SolarCity raises US$113 million through a convertible bond sale to technology investor, Silver Lake Kraftwerk (US$100 million), Elon Musk (US$10 million), and Lyndon Rive (US$3 million).

February 2016

SolarCity chooses Tesla to supply a 52MWh utility-scale energy storage system, which will make the output of a solar farm in Hawaii dispatchable. The project, on the island of Kauai, is to help local utility Kaua'i Island Utility Cooperative (KIUC) meet evening peak demand.

March 2016

Warren Buffett, chairman and CEO of multinational conglomerate holding company Berkshire Hathaway, confirms that Elon Musk contacted him directly about the Nevada net metering row. Buffett-owned state monopoly utility firm NV Energy had pressed for changes to net metering regulations that left SolarCity and other installers exiting the market.

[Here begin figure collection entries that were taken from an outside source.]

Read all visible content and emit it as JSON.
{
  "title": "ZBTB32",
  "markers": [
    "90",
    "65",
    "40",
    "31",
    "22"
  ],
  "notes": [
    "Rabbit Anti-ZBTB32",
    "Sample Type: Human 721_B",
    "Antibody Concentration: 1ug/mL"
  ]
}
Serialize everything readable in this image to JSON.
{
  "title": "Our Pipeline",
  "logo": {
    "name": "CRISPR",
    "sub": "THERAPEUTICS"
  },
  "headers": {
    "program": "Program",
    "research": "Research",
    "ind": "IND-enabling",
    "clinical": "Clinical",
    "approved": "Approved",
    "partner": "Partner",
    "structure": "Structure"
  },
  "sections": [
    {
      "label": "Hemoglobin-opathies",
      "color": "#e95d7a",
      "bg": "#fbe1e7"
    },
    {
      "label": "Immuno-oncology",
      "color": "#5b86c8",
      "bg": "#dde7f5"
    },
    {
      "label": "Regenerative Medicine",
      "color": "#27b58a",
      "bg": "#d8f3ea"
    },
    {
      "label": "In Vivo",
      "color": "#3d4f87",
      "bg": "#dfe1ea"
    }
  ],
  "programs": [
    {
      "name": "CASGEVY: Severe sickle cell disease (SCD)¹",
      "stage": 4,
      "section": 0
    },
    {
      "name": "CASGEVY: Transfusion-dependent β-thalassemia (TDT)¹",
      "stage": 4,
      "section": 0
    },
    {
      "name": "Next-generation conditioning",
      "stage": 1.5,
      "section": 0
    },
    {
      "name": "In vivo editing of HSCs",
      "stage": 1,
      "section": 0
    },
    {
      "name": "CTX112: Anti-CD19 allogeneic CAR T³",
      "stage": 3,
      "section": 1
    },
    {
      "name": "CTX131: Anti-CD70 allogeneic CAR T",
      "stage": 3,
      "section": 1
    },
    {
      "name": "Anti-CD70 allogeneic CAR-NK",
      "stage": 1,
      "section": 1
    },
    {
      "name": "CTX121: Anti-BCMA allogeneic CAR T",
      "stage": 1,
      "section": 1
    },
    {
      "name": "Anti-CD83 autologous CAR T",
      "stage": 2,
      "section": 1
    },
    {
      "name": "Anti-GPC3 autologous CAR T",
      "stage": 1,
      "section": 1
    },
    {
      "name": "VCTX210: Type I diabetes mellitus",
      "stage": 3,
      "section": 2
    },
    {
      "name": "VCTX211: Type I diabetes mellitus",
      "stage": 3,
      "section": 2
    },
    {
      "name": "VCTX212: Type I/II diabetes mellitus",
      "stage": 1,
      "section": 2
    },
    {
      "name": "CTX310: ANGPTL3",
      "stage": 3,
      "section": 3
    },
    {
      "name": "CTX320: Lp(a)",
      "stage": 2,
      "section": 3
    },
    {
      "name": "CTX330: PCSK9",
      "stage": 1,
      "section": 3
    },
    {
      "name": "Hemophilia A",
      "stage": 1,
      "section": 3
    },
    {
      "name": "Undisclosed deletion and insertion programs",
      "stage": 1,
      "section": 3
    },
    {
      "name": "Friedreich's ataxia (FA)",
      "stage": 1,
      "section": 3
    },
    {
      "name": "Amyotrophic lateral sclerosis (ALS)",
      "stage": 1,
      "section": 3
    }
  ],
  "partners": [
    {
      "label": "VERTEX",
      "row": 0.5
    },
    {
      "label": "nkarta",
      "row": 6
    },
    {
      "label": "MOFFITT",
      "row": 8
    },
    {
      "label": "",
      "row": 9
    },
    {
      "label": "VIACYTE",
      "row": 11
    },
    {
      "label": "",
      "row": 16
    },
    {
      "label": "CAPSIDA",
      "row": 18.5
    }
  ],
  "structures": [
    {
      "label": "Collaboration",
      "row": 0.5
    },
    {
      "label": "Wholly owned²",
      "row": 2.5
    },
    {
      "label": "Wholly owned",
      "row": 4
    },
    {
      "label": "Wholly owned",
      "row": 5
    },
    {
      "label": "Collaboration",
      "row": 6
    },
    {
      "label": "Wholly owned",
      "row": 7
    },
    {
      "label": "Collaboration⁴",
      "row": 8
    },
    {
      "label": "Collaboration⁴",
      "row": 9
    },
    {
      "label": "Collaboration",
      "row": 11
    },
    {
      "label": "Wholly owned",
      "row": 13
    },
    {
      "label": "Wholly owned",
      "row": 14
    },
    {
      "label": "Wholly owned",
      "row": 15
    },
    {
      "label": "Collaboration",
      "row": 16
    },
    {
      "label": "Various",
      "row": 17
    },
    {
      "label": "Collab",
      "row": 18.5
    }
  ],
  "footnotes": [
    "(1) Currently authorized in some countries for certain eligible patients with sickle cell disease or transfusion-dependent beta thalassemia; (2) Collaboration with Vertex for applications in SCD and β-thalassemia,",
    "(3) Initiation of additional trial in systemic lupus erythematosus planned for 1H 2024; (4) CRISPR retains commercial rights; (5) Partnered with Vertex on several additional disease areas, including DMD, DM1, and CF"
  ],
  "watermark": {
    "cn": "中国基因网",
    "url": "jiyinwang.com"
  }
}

SolarCity had pulled out of the state within days of the controversy flaring up, taking 500 workers away with it. Tesla had already started producing battery packs for stationary energy storage from its Gigafactory, which it chose to build in Nevada despite lobbying from its home state of California.

June 22

Tesla makes offer to acquire SolarCity. The company announced overnight that it had made a stock swap offer at a ratio that would give SolarCity shareholders a 21-30% premium.